O terceiro dia com Pedro me trouxe de volta ao loft. Na noite anterior, chegamos tarde depois de um longo dia de sessão de fotos. Nem almoçamos. Aparentemente, quando a inspiração bate, é preciso aproveitar. Na verdade, quando uma mulher tira a parte de cima da roupa e você é um homem hétero, não é tão difícil imaginar que a inspiração vai sair de controle. Todos os homens são tarados, de um jeito ou de outro. Este aqui só estava disfarçado de artista francês gostosão. Tenho de admitir, porém, que aquilo estava funcionando totalmente comigo. Eu estava morrendo de vontade de colocar as mãos nele. Em qualquer lugar daquele corpo. Aquele físico alto e musculoso, com a cintura estreita, me deixou salivando pelo segundo dia consecutivo. Infelizmente, Pedro era um viciado em trabalho. Depois que voltamos para o seu loft, jantamos pizza e então ele retornou ao estúdio a fim de trabalhar nas fotos daquele dia. Quando fui para a cama ele ainda não tinha chegado. O fato de ele não ter tentado nada depois daquele beijo me irritou. Eu estava disposta a dar o próximo passo. Precisava parar de pensar em Matteo e no chaveiro de prancha com a chave da porta da frente e do seu coração.

[...]

Hoje, Pedro não estava me esperando na cozinha. Depois que desci as escadas, eu esperava encontrá-lo ali, preparando o café. Mas não. Só encontrei um bilhete sobre a mesa, ao lado do bule de café.

Ma jolie,
Me encontre no andar de baixo quando estiver pronta. Temos muito trabalho pela frente.
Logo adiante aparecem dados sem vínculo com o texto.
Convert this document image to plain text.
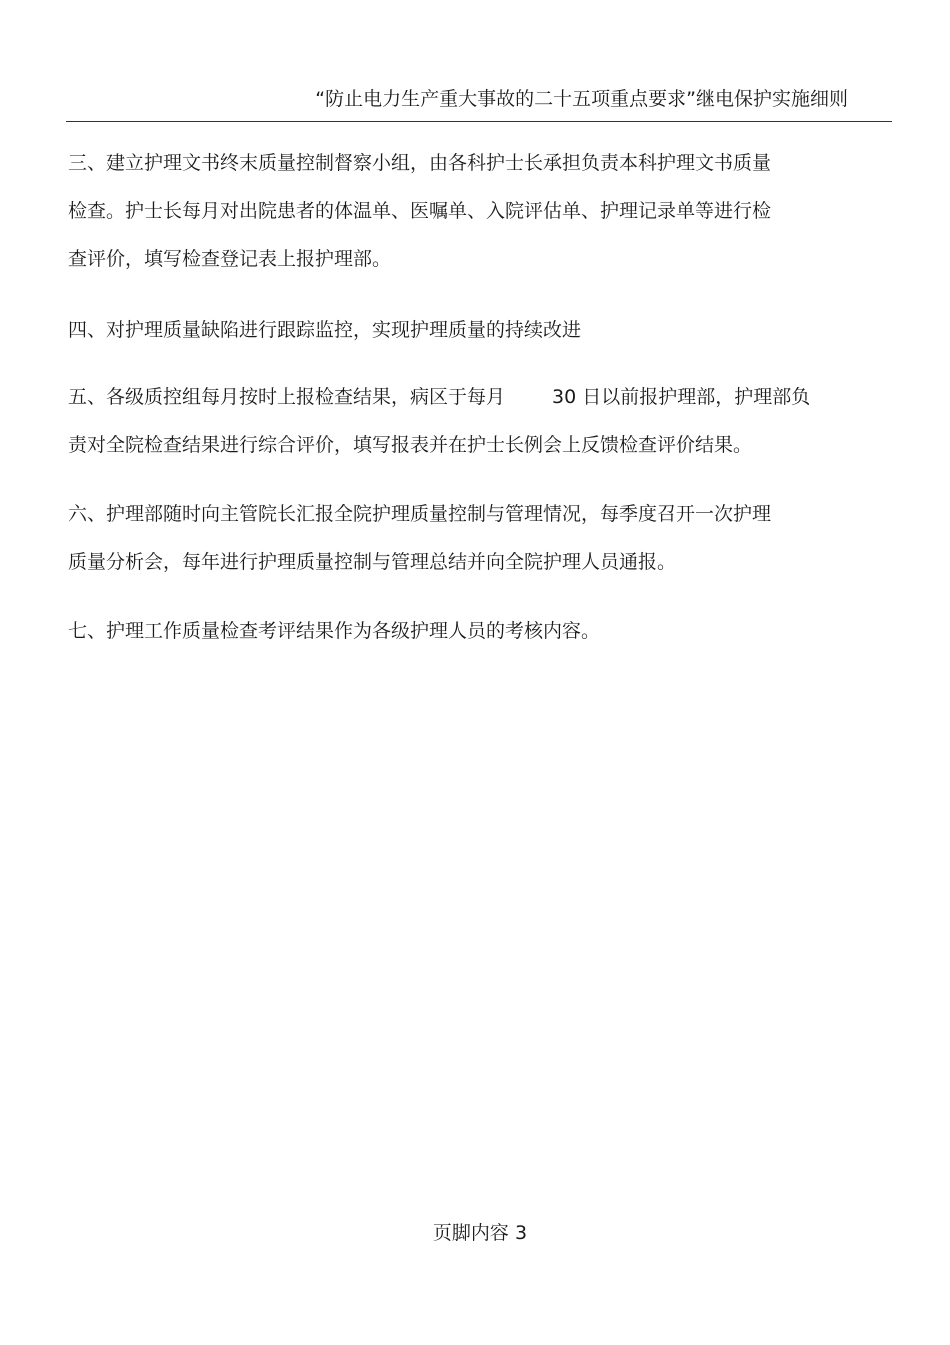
“防止电力生产重大事故的二十五项重点要求”继电保护实施细则
三、建立护理文书终末质量控制督察小组，由各科护士长承担负责本科护理文书质量
检查。护士长每月对出院患者的体温单、医嘱单、入院评估单、护理记录单等进行检
查评价，填写检查登记表上报护理部。
四、对护理质量缺陷进行跟踪监控，实现护理质量的持续改进
五、各级质控组每月按时上报检查结果，病区于每月 30 日以前报护理部，护理部负
责对全院检查结果进行综合评价，填写报表并在护士长例会上反馈检查评价结果。
六、护理部随时向主管院长汇报全院护理质量控制与管理情况，每季度召开一次护理
质量分析会，每年进行护理质量控制与管理总结并向全院护理人员通报。
七、护理工作质量检查考评结果作为各级护理人员的考核内容。
页脚内容 3
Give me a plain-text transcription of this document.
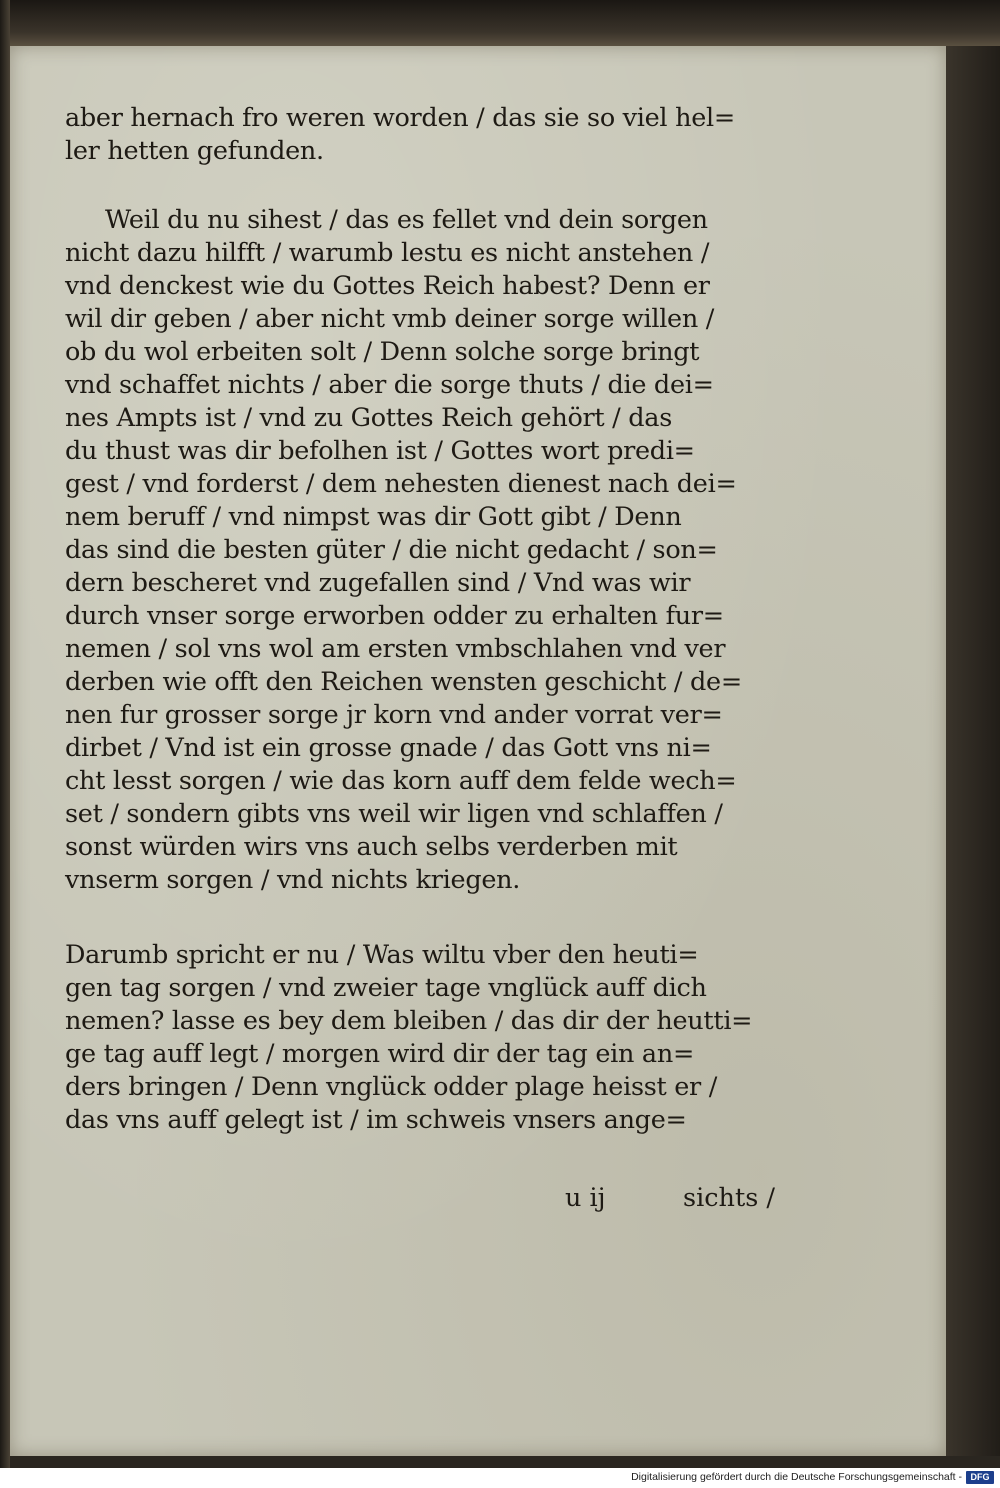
aber hernach fro weren worden / das sie so viel hel=
ler hetten gefunden.
Weil du nu sihest / das es fellet vnd dein sorgen
nicht dazu hilfft / warumb lestu es nicht anstehen /
vnd denckest wie du Gottes Reich habest? Denn er
wil dir geben / aber nicht vmb deiner sorge willen /
ob du wol erbeiten solt / Denn solche sorge bringt
vnd schaffet nichts / aber die sorge thuts / die dei=
nes Ampts ist / vnd zu Gottes Reich gehört / das
du thust was dir befolhen ist / Gottes wort predi=
gest / vnd forderst / dem nehesten dienest nach dei=
nem beruff / vnd nimpst was dir Gott gibt / Denn
das sind die besten güter / die nicht gedacht / son=
dern bescheret vnd zugefallen sind / Vnd was wir
durch vnser sorge erworben odder zu erhalten fur=
nemen / sol vns wol am ersten vmbschlahen vnd ver
derben wie offt den Reichen wensten geschicht / de=
nen fur grosser sorge jr korn vnd ander vorrat ver=
dirbet / Vnd ist ein grosse gnade / das Gott vns ni=
cht lesst sorgen / wie das korn auff dem felde wech=
set / sondern gibts vns weil wir ligen vnd schlaffen /
sonst würden wirs vns auch selbs verderben mit
vnserm sorgen / vnd nichts kriegen.
Darumb spricht er nu / Was wiltu vber den heuti=
gen tag sorgen / vnd zweier tage vnglück auff dich
nemen? lasse es bey dem bleiben / das dir der heutti=
ge tag auff legt / morgen wird dir der tag ein an=
ders bringen / Denn vnglück odder plage heisst er /
das vns auff gelegt ist / im schweis vnsers ange=
u ij	sichts /
Digitalisierung gefördert durch die Deutsche Forschungsgemeinschaft - DFG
Comi uma banana, tomei café e, com minhas muletas, desci de elevador até o estúdio, que estava muito mais movimentado que no dia anterior. Mais uma vez, havia muitos homens de preto correndo para lá e para cá, tirando fotos. Era interessante ver de perto o trabalho de um artista mundialmente famoso enquanto ele aperfeiçoava sua arte e orientava os assistentes.

— Até que enfim você chegou. — Um dos homens se aproximou. Ele agarrou meu braço e tentou me puxar, muito mais rápido do que as muletas me permitiam andar.
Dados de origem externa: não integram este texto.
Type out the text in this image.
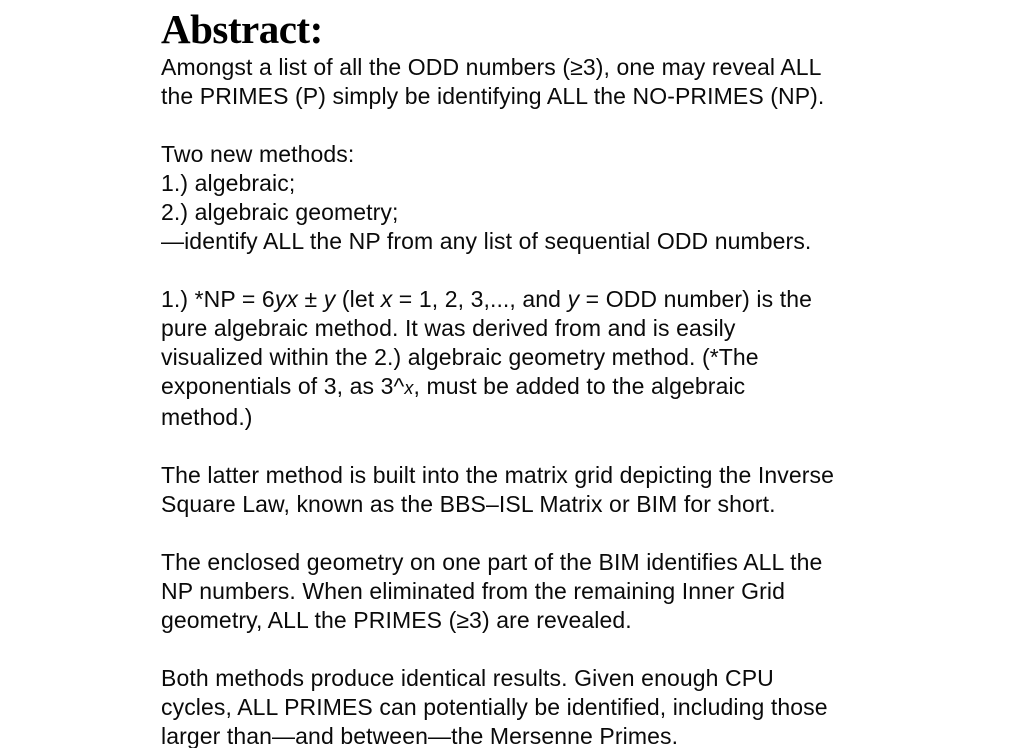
Abstract:
Amongst a list of all the ODD numbers (≥3), one may reveal ALL
the PRIMES (P) simply be identifying ALL the NO-PRIMES (NP).
Two new methods:
1.) algebraic;
2.) algebraic geometry;
—identify ALL the NP from any list of sequential ODD numbers.
1.) *NP = 6yx ± y (let x = 1, 2, 3,..., and y = ODD number) is the
pure algebraic method. It was derived from and is easily
visualized within the 2.) algebraic geometry method. (*The
exponentials of 3, as 3^x, must be added to the algebraic
method.)
The latter method is built into the matrix grid depicting the Inverse
Square Law, known as the BBS–ISL Matrix or BIM for short.
The enclosed geometry on one part of the BIM identifies ALL the
NP numbers. When eliminated from the remaining Inner Grid
geometry, ALL the PRIMES (≥3) are revealed.
Both methods produce identical results. Given enough CPU
cycles, ALL PRIMES can potentially be identified, including those
larger than—and between—the Mersenne Primes.
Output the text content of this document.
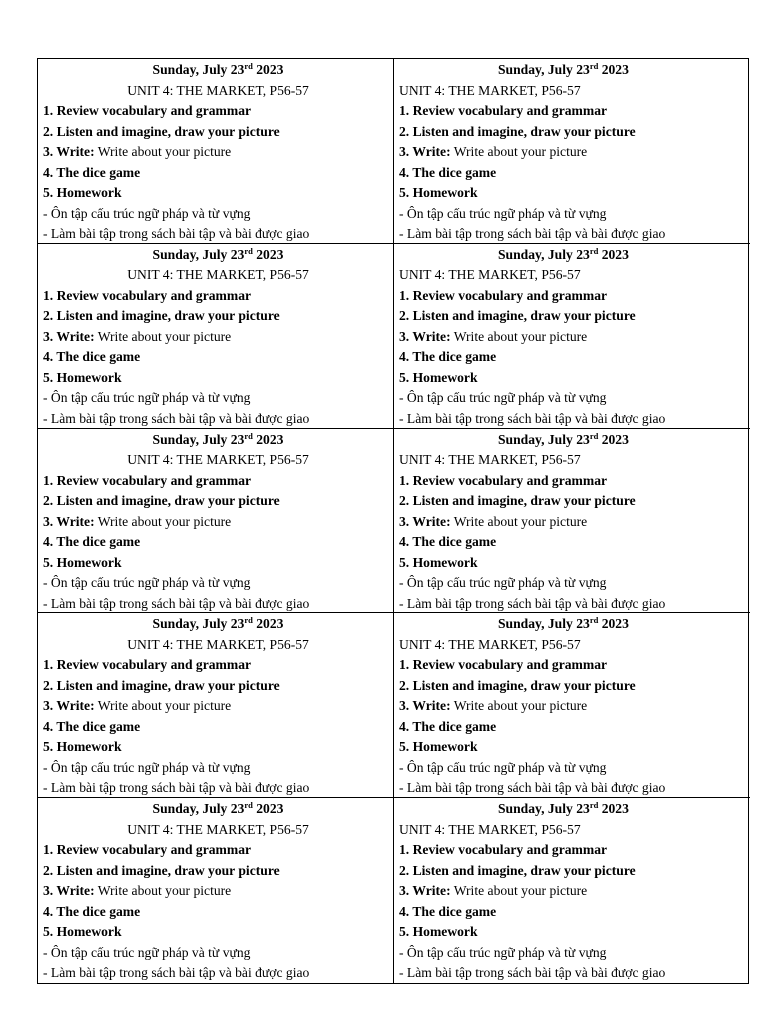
Sunday, July 23rd 2023
UNIT 4: THE MARKET, P56-57
1. Review vocabulary and grammar
2. Listen and imagine, draw your picture
3. Write: Write about your picture
4. The dice game
5. Homework
- Ôn tập cấu trúc ngữ pháp và từ vựng
- Làm bài tập trong sách bài tập và bài được giao
Sunday, July 23rd 2023
UNIT 4: THE MARKET, P56-57
1. Review vocabulary and grammar
2. Listen and imagine, draw your picture
3. Write: Write about your picture
4. The dice game
5. Homework
- Ôn tập cấu trúc ngữ pháp và từ vựng
- Làm bài tập trong sách bài tập và bài được giao
Sunday, July 23rd 2023
UNIT 4: THE MARKET, P56-57
1. Review vocabulary and grammar
2. Listen and imagine, draw your picture
3. Write: Write about your picture
4. The dice game
5. Homework
- Ôn tập cấu trúc ngữ pháp và từ vựng
- Làm bài tập trong sách bài tập và bài được giao
Sunday, July 23rd 2023
UNIT 4: THE MARKET, P56-57
1. Review vocabulary and grammar
2. Listen and imagine, draw your picture
3. Write: Write about your picture
4. The dice game
5. Homework
- Ôn tập cấu trúc ngữ pháp và từ vựng
- Làm bài tập trong sách bài tập và bài được giao
Sunday, July 23rd 2023
UNIT 4: THE MARKET, P56-57
1. Review vocabulary and grammar
2. Listen and imagine, draw your picture
3. Write: Write about your picture
4. The dice game
5. Homework
- Ôn tập cấu trúc ngữ pháp và từ vựng
- Làm bài tập trong sách bài tập và bài được giao
Sunday, July 23rd 2023
UNIT 4: THE MARKET, P56-57
1. Review vocabulary and grammar
2. Listen and imagine, draw your picture
3. Write: Write about your picture
4. The dice game
5. Homework
- Ôn tập cấu trúc ngữ pháp và từ vựng
- Làm bài tập trong sách bài tập và bài được giao
Sunday, July 23rd 2023
UNIT 4: THE MARKET, P56-57
1. Review vocabulary and grammar
2. Listen and imagine, draw your picture
3. Write: Write about your picture
4. The dice game
5. Homework
- Ôn tập cấu trúc ngữ pháp và từ vựng
- Làm bài tập trong sách bài tập và bài được giao
Sunday, July 23rd 2023
UNIT 4: THE MARKET, P56-57
1. Review vocabulary and grammar
2. Listen and imagine, draw your picture
3. Write: Write about your picture
4. The dice game
5. Homework
- Ôn tập cấu trúc ngữ pháp và từ vựng
- Làm bài tập trong sách bài tập và bài được giao
Sunday, July 23rd 2023
UNIT 4: THE MARKET, P56-57
1. Review vocabulary and grammar
2. Listen and imagine, draw your picture
3. Write: Write about your picture
4. The dice game
5. Homework
- Ôn tập cấu trúc ngữ pháp và từ vựng
- Làm bài tập trong sách bài tập và bài được giao
Sunday, July 23rd 2023
UNIT 4: THE MARKET, P56-57
1. Review vocabulary and grammar
2. Listen and imagine, draw your picture
3. Write: Write about your picture
4. The dice game
5. Homework
- Ôn tập cấu trúc ngữ pháp và từ vựng
- Làm bài tập trong sách bài tập và bài được giao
Enquanto eu lutava para me manter em pé, a parte de baixo da muleta se enroscou em um fio estendido no chão de concreto. A muleta virou e me fez inclinar para a frente. Por pouco não coloquei todo o meu peso sobre o tornozelo machucado. Meu corpo se balançou, mas consegui me equilibrar. Chega! Completamente irritada, puxei o braço.

— Cuidado aí, cara. Você vai levar uma muleta na bunda se não parar de puxar o meu braço. Não sou um cachorro na coleira. — Apontei a muleta na direção do seu rosto — Fique longe de mim.

— Que se passe-t-il? — perguntou uma voz agitada atrás de nós. Pedro se levantou, colocou as mãos nos quadris. — O que significa isso?

— Sr. Arias, a modelo não estava sendo rápida o bastante, e o senhor está esperando por ela há uma hora — o assistente respondeu.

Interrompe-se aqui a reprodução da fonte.